The situation also raised concerns in the defense industry, due to the importance of rare earth metals and alloys in the manufacture of missile components, radar and sonar equipment, and other military hardware. Governments created or expanded strategic stockpiles for these materials, and took other steps to manage their reliance on supplies from China.

However, as reported by the Council on Foreign Relations last fall, the effectiveness of efforts by the Chinese government to leverage their control of rare earth supplies was short-lived. Its policies led to mostly market-based responses, involving both supply and demand, that undermined China's near-monopoly and ultimately contributed to Molycorp's present financial difficulties.

Molycorp wasn't the only company to bring new supplies into production, or the only one to struggle as the crisis unwound.
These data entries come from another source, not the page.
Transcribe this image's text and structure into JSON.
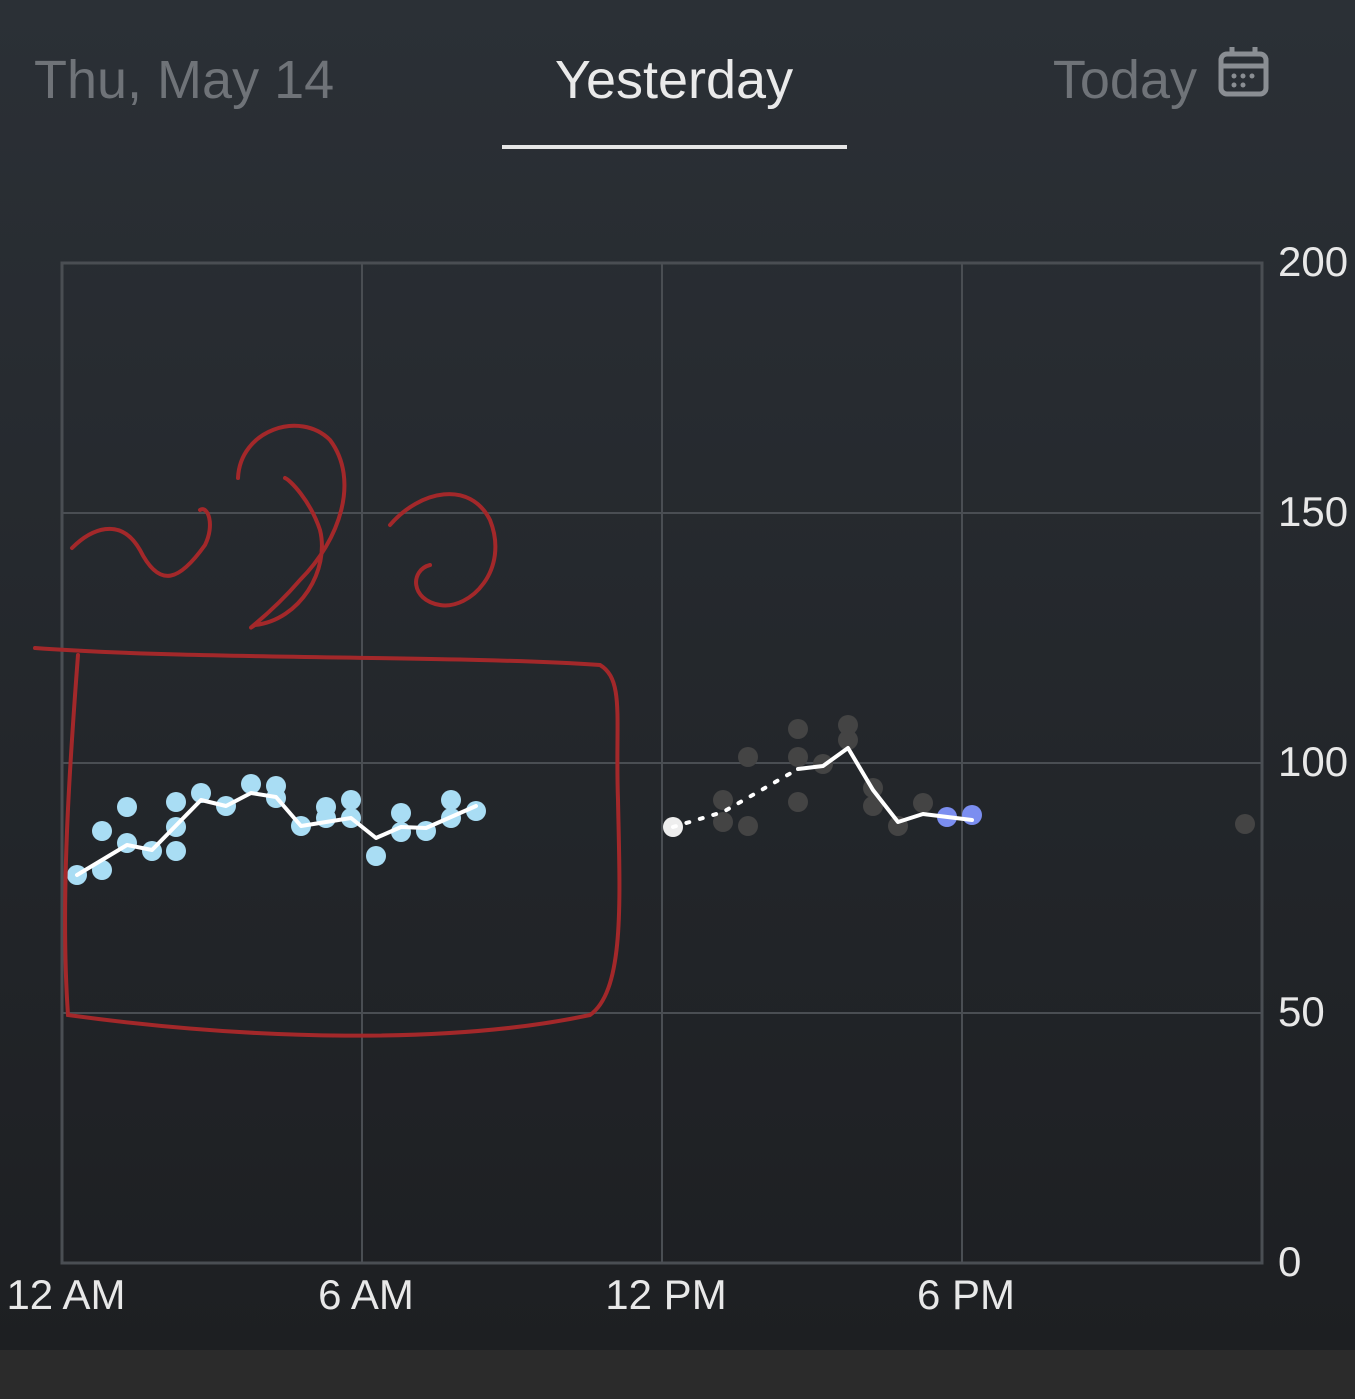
{
  "tabs": {
    "items": [
      "Thu, May 14",
      "Yesterday",
      "Today"
    ],
    "active": 1
  },
  "chart_data": {
    "type": "scatter",
    "xlim": [
      0,
      24
    ],
    "ylim": [
      0,
      200
    ],
    "xticks": [
      {
        "value": 0,
        "label": "12 AM"
      },
      {
        "value": 6,
        "label": "6 AM"
      },
      {
        "value": 12,
        "label": "12 PM"
      },
      {
        "value": 18,
        "label": "6 PM"
      }
    ],
    "yticks": [
      0,
      50,
      100,
      150,
      200
    ],
    "grid": true,
    "series": [
      {
        "mode": "markers",
        "color": "#a9ddf4",
        "x": [
          0.3,
          0.8,
          0.8,
          1.3,
          1.3,
          1.8,
          2.28,
          2.28,
          2.28,
          2.78,
          3.28,
          3.78,
          4.28,
          4.28,
          4.78,
          5.28,
          5.28,
          5.78,
          5.78,
          6.28,
          6.78,
          6.78,
          7.28,
          7.78,
          7.78,
          8.28
        ],
        "values": [
          77.6,
          78.6,
          86.4,
          91.2,
          84,
          82.4,
          92.2,
          87.2,
          82.4,
          94,
          91.4,
          95.8,
          95.4,
          93,
          87.4,
          91.2,
          89,
          92.6,
          89,
          81.4,
          90,
          86.2,
          86.4,
          92.6,
          89,
          90.4
        ]
      },
      {
        "mode": "markers",
        "color": "#444444",
        "x": [
          13.22,
          13.22,
          13.72,
          13.72,
          14.72,
          14.72,
          14.72,
          15.22,
          15.72,
          15.72,
          16.22,
          16.22,
          16.72,
          17.22,
          23.66
        ],
        "values": [
          88.2,
          92.6,
          101.2,
          87.4,
          106.8,
          101.2,
          92.2,
          99.8,
          107.6,
          104.6,
          95,
          91.4,
          87.4,
          92,
          87.8
        ]
      },
      {
        "mode": "markers",
        "color": "#eeeeee",
        "x": [
          12.22
        ],
        "values": [
          87.2
        ]
      },
      {
        "mode": "markers",
        "color": "#7b8ef0",
        "x": [
          17.7,
          18.2
        ],
        "values": [
          89.2,
          89.6
        ]
      },
      {
        "mode": "line",
        "color": "#ffffff",
        "x": [
          0.3,
          1.3,
          1.8,
          2.78,
          3.28,
          3.78,
          4.28,
          4.78,
          5.78,
          6.28,
          6.78,
          7.28,
          8.28,
          null,
          14.72,
          15.22,
          15.72,
          16.22,
          16.72,
          17.22,
          18.2
        ],
        "values": [
          77.6,
          83.6,
          82.6,
          92.6,
          91.4,
          94,
          93.2,
          87.4,
          89,
          85,
          87.2,
          87,
          91.4,
          null,
          98.8,
          99.4,
          103,
          94.6,
          88.2,
          89.8,
          88.6
        ]
      },
      {
        "mode": "line",
        "dashed": true,
        "color": "#ffffff",
        "x": [
          12.22,
          13.22,
          14.72
        ],
        "values": [
          87.2,
          90.2,
          98.8
        ]
      }
    ]
  }
}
New supplies were already in the pipeline at the time China restricted its exports, in reaction to price spikes that preceded the policy as global demand bumped up against the output of China's mines and processing facilities. Nor was government control of China's fragmented rare earth industry sufficient to prevent continued exports exploiting loopholes of the restrictions.

Finally, and probably most importantly for both China-based and non-China-based producers, innovators in the industries using these materials found ways to make do with lower proportions of rare earths in permanent magnet motors and generators, or to do without them altogether.

The upshot from an energy perspective is that if anything will slow the expansion of wind and solar power, hybrid cars and EVs, and other alternative energy and energy-saving technologies, it is unlikely to be a shortage of rare earths. They may be rare relative to other industrial commodities, but in the small proportions used it seems they are not rare enough to pose more than a temporary bottleneck.